Creation of Community-Based Organizations and Awareness Programs for Recycling
BETTER Environment, RECYCLING Campaign FBWRI
Definition of the issue in general:
Solid waste or products disposed of everyday by people all over the planet has always been a significant environmental problem, but the rapid increase of the world’s population has been greatly aggravated.
With the advent of recycling initiatives in many parts of the world and awareness-raising campaigns, the amount of waste produced per person has actually decreased slightly. Declining as possible, due to the population factor, the amount of solid waste produced daily has seen a massive increase.
Dealing with waste in the past has become more of a concern with where to hide it, not what to do with it. There is now a increasing movement and drive, both grass-roots and political, to address this issue head-on and to find realistic and feasible ways to address this delicate issue.
Solid waste is no longer considered to be necessary products that are discarded by both human and animal activities. They’re covering everything from:
Organic items: food waste, carcasses, seeds, urine, etc.
Inorganic items: plastic, metal , wood, chemicals, tyres / rubber, batteries, packaging, cardboard, etc.
A sound recycling programme may effectively recycle more than 90% of all these forms of waste, turning it into recycled items such as carton and plastic or as a source of fuel for the production of methane gas from human waste.

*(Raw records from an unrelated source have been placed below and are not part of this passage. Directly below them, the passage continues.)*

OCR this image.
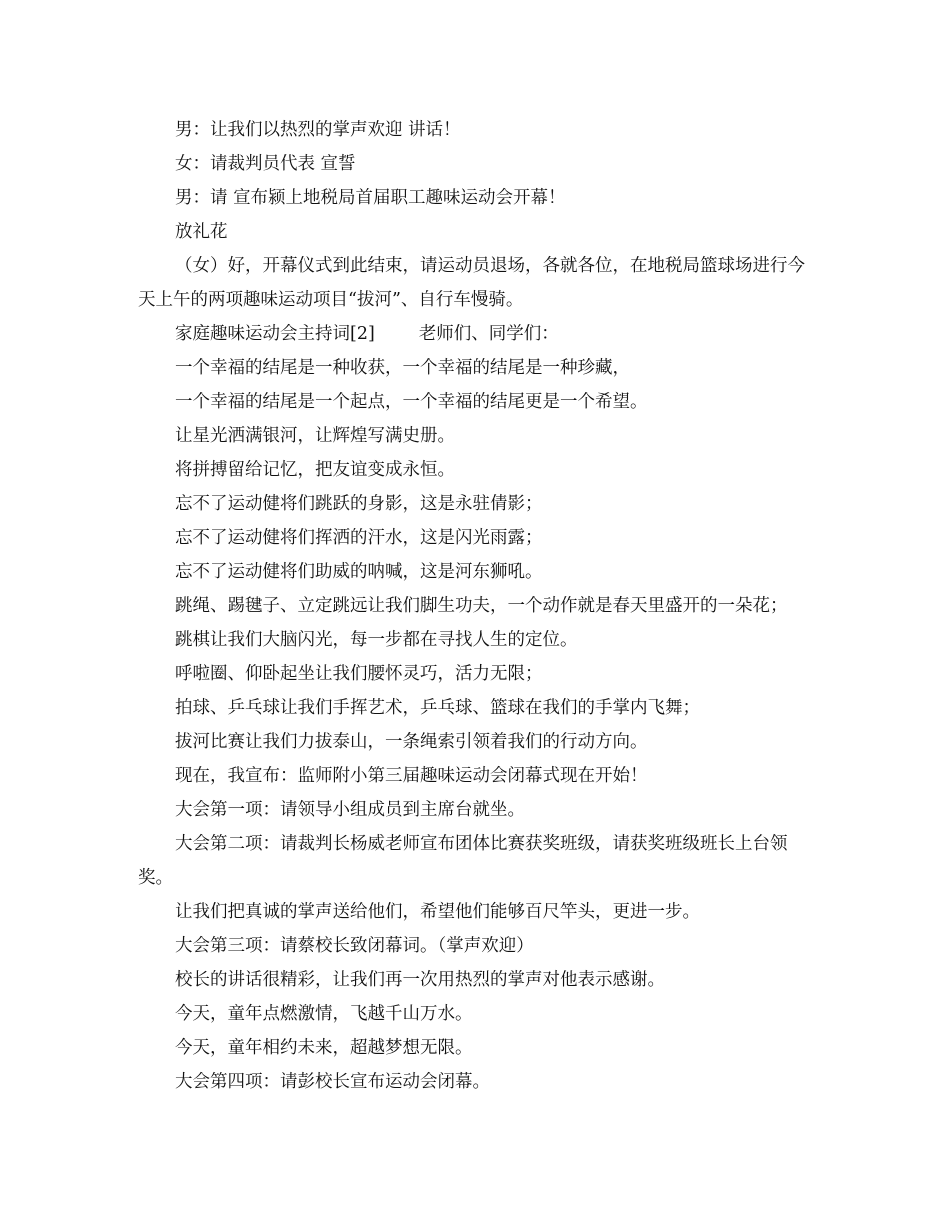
男：让我们以热烈的掌声欢迎 讲话！

女：请裁判员代表 宣誓

男：请 宣布颍上地税局首届职工趣味运动会开幕！

放礼花

（女）好，开幕仪式到此结束，请运动员退场，各就各位，在地税局篮球场进行今天上午的两项趣味运动项目“拔河”、自行车慢骑。

家庭趣味运动会主持词[2]	老师们、同学们：

一个幸福的结尾是一种收获，一个幸福的结尾是一种珍藏，

一个幸福的结尾是一个起点，一个幸福的结尾更是一个希望。

让星光洒满银河，让辉煌写满史册。

将拼搏留给记忆，把友谊变成永恒。

忘不了运动健将们跳跃的身影，这是永驻倩影；

忘不了运动健将们挥洒的汗水，这是闪光雨露；

忘不了运动健将们助威的呐喊，这是河东狮吼。

跳绳、踢毽子、立定跳远让我们脚生功夫，一个动作就是春天里盛开的一朵花；

跳棋让我们大脑闪光，每一步都在寻找人生的定位。

呼啦圈、仰卧起坐让我们腰怀灵巧，活力无限；

拍球、乒乓球让我们手挥艺术，乒乓球、篮球在我们的手掌内飞舞；

拔河比赛让我们力拔泰山，一条绳索引领着我们的行动方向。

现在，我宣布：监师附小第三届趣味运动会闭幕式现在开始！

大会第一项：请领导小组成员到主席台就坐。

大会第二项：请裁判长杨威老师宣布团体比赛获奖班级，请获奖班级班长上台领奖。

让我们把真诚的掌声送给他们，希望他们能够百尺竿头，更进一步。

大会第三项：请蔡校长致闭幕词。（掌声欢迎）

校长的讲话很精彩，让我们再一次用热烈的掌声对他表示感谢。

今天，童年点燃激情，飞越千山万水。

今天，童年相约未来，超越梦想无限。

大会第四项：请彭校长宣布运动会闭幕。
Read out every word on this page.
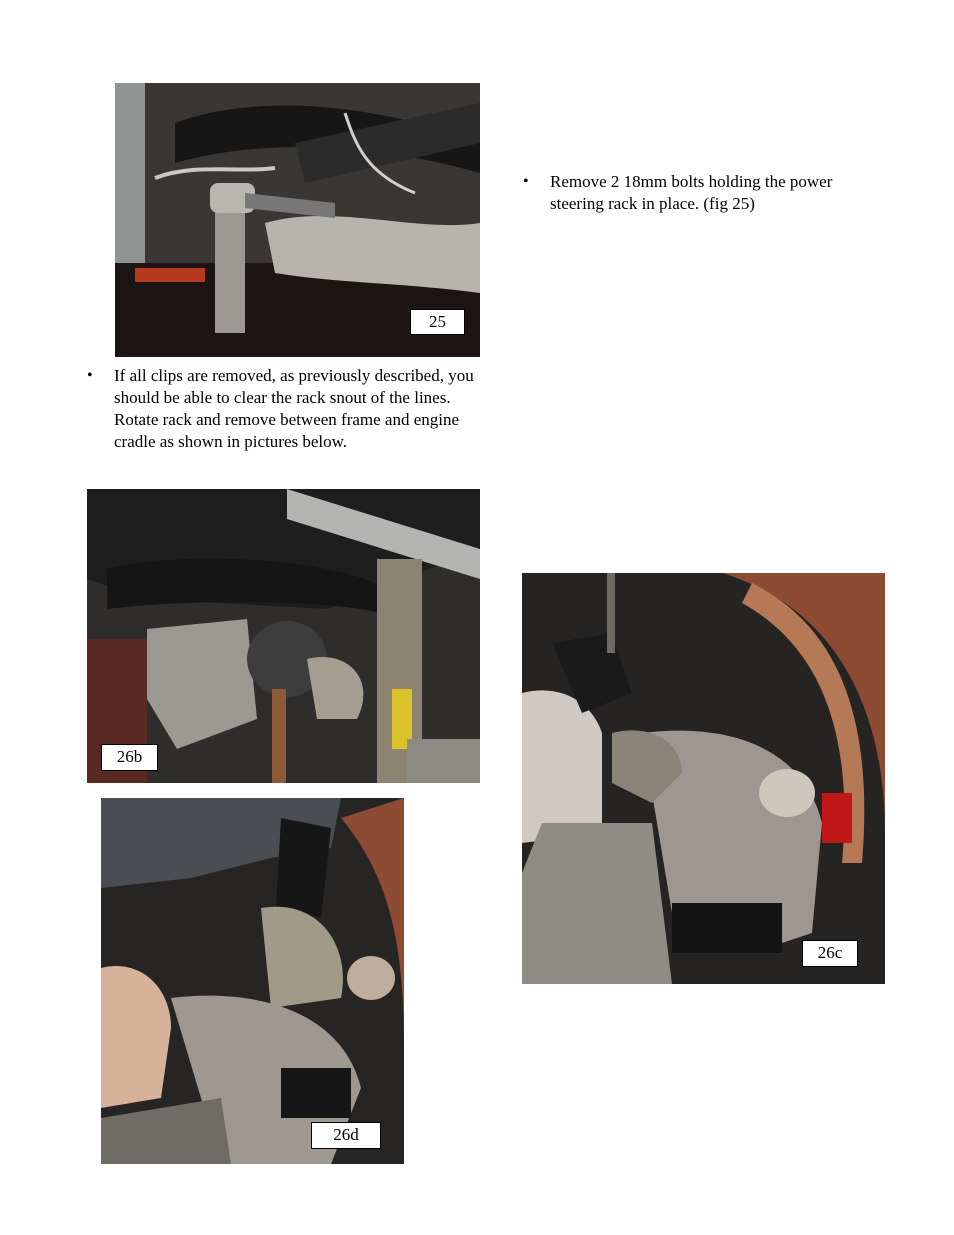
25
• Remove 2 18mm bolts holding the power
steering rack in place. (fig 25)
• If all clips are removed, as previously described, you
should be able to clear the rack snout of the lines.
Rotate rack and remove between frame and engine
cradle as shown in pictures below.
26b
26c
26d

Unfortunately, there is no systematic recycling scheme anywhere in the world, rather various countries, and cities / municipals are implementing sections of a coherent recycling programme to focus on restricted recycling activities based on the resources they have available to create such programmes.

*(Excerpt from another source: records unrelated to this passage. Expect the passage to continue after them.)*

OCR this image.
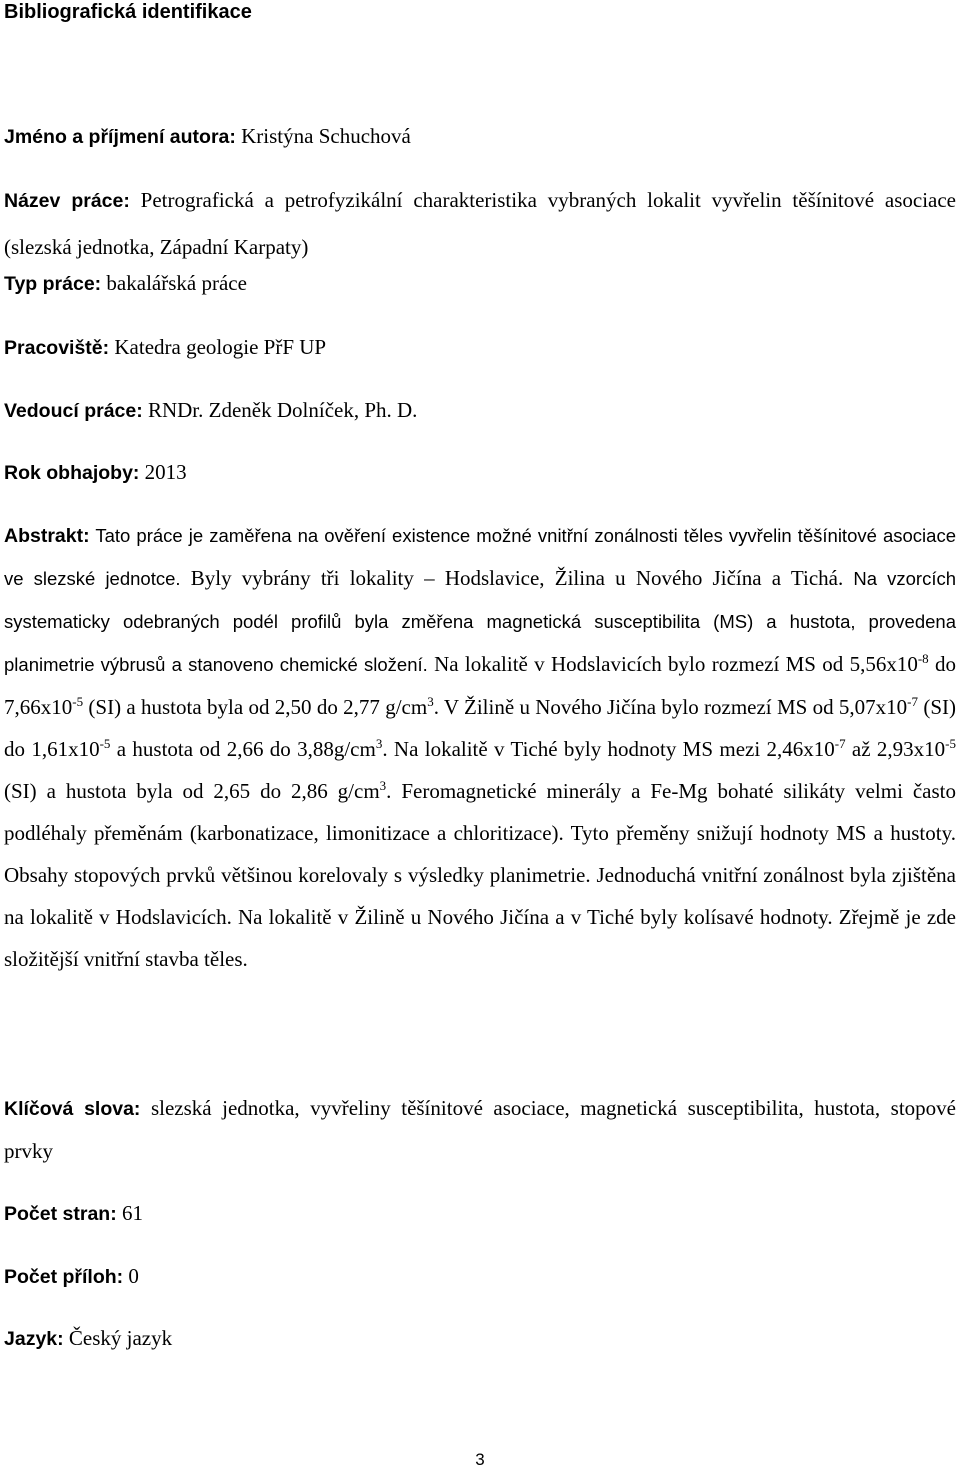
Bibliografická identifikace

Jméno a příjmení autora: Kristýna Schuchová

Název práce: Petrografická a petrofyzikální charakteristika vybraných lokalit vyvřelin těšínitové asociace (slezská jednotka, Západní Karpaty)

Typ práce: bakalářská práce

Pracoviště: Katedra geologie PřF UP

Vedoucí práce: RNDr. Zdeněk Dolníček, Ph. D.

Rok obhajoby: 2013

Abstrakt: Tato práce je zaměřena na ověření existence možné vnitřní zonálnosti těles vyvřelin těšínitové asociace ve slezské jednotce. Byly vybrány tři lokality – Hodslavice, Žilina u Nového Jičína a Tichá. Na vzorcích systematicky odebraných podél profilů byla změřena magnetická susceptibilita (MS) a hustota, provedena planimetrie výbrusů a stanoveno chemické složení. Na lokalitě v Hodslavicích bylo rozmezí MS od $5,56x10^{-8}$ do $7,66x10^{-5}$ (SI) a hustota byla od 2,50 do 2,77 $g/cm^3$. V Žilině u Nového Jičína bylo rozmezí MS od $5,07x10^{-7}$ (SI) do $1,61x10^{-5}$ a hustota od 2,66 do $3,88g/cm^3$. Na lokalitě v Tiché byly hodnoty MS mezi $2,46x10^{-7}$ až $2,93x10^{-5}$ (SI) a hustota byla od 2,65 do 2,86 $g/cm^3$. Feromagnetické minerály a Fe-Mg bohaté silikáty velmi často podléhaly přeměnám (karbonatizace, limonitizace a chloritizace). Tyto přeměny snižují hodnoty MS a hustoty. Obsahy stopových prvků většinou korelovaly s výsledky planimetrie. Jednoduchá vnitřní zonálnost byla zjištěna na lokalitě v Hodslavicích. Na lokalitě v Žilině u Nového Jičína a v Tiché byly kolísavé hodnoty. Zřejmě je zde složitější vnitřní stavba těles.

Klíčová slova: slezská jednotka, vyvřeliny těšínitové asociace, magnetická susceptibilita, hustota, stopové prvky

Počet stran: 61

Počet příloh: 0

Jazyk: Český jazyk

3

Improving the recovery of waste products, proper usage and sound recycling procedures.
It has been shown that the passage of legislation requiring people to sort their garbage into proper recycling bins has no impact on the rise in recycling. Awareness campaigns to raise customer consciences by encouraging them to take care of the environment have become far more effective. It’s easier for a person to recycle because he / she knows it’s the right thing to do, and not because he / she feels compelled to do it.
The biggest inhibitor of any recycling campaign in the world is a lack of funding, a lack of manpower and a lack of facilities to address the problem properly.
When anything is a company and offers a profit motive, many businesses and individuals will participate more than willingly. If it is simply a moral duty or a legal obligation, there is no guarantee that people can comply with it.
How are we going to inspire people to recycle?
The expression “What’s in it for me?” definitely refers to a recycling campaign like every other social initiative. If the existing arguments are described as in
“This is good for the environment,”
“This is the best thing to do.”
“This is for a better future”
Then we roll the dice hoping that we’ll pull enough moral strings that we can effectively inspire people to recycle, but it’s just a game with no observable means to ensure its success.
Now, if we offer an opportunity to complement the moral case, we will significantly increase our chances of success and citizen participation.
In this capitalist society, what motivates people more than anything else is the ability to make money. Recycling has been shown to be a very profitable industry, but to select businesses that are engaged in business, not to the customer.
Exchange of benefits
Governments could have an opportunity where, when people submit their properly separate products to designated recycling facilities, they receive a voucher and each voucher is worth points. This may be called “RP’s” or “Recycle Points.
” With these RP’s, people will then be given discounts either by the private sector as an additional incentive for people to patronise their shops, either by the government sector on discounts on the payment of their taxes, public utilities, or some other definition under which money is raised for services.
Private sector involvement:
A pilot programme can be introduced with selected national retailers providing discounts on their goods and services in return for RP’s. The retailer will then, in exchange, obtain tax discounts from the government on all the “RPs” they have received.
Why is FBWRI?
Waste management has hit a critical mass. It can no longer be buried in earth-fillings and easily tucked away from the way it has always been done in the past. Not only is there a problem of too much waste and too little space, but there is also a rising problem of the world running low on resources.
The throw-away model of society may have succeeded in the past when the world was a much smaller location, but this impudent ideology may no longer offer a viable future direction for societies. Many products that are thrown away have only been used to package a product, and such packaging can be easily recycled and reused.
The citizen needs to be made aware that all current events in his or her life can, in turn, impact the quality of life in the short term and in the long term for his or her own children. The idea of “it doesn’t affect me” needs to be replaced by “it affects all of us.”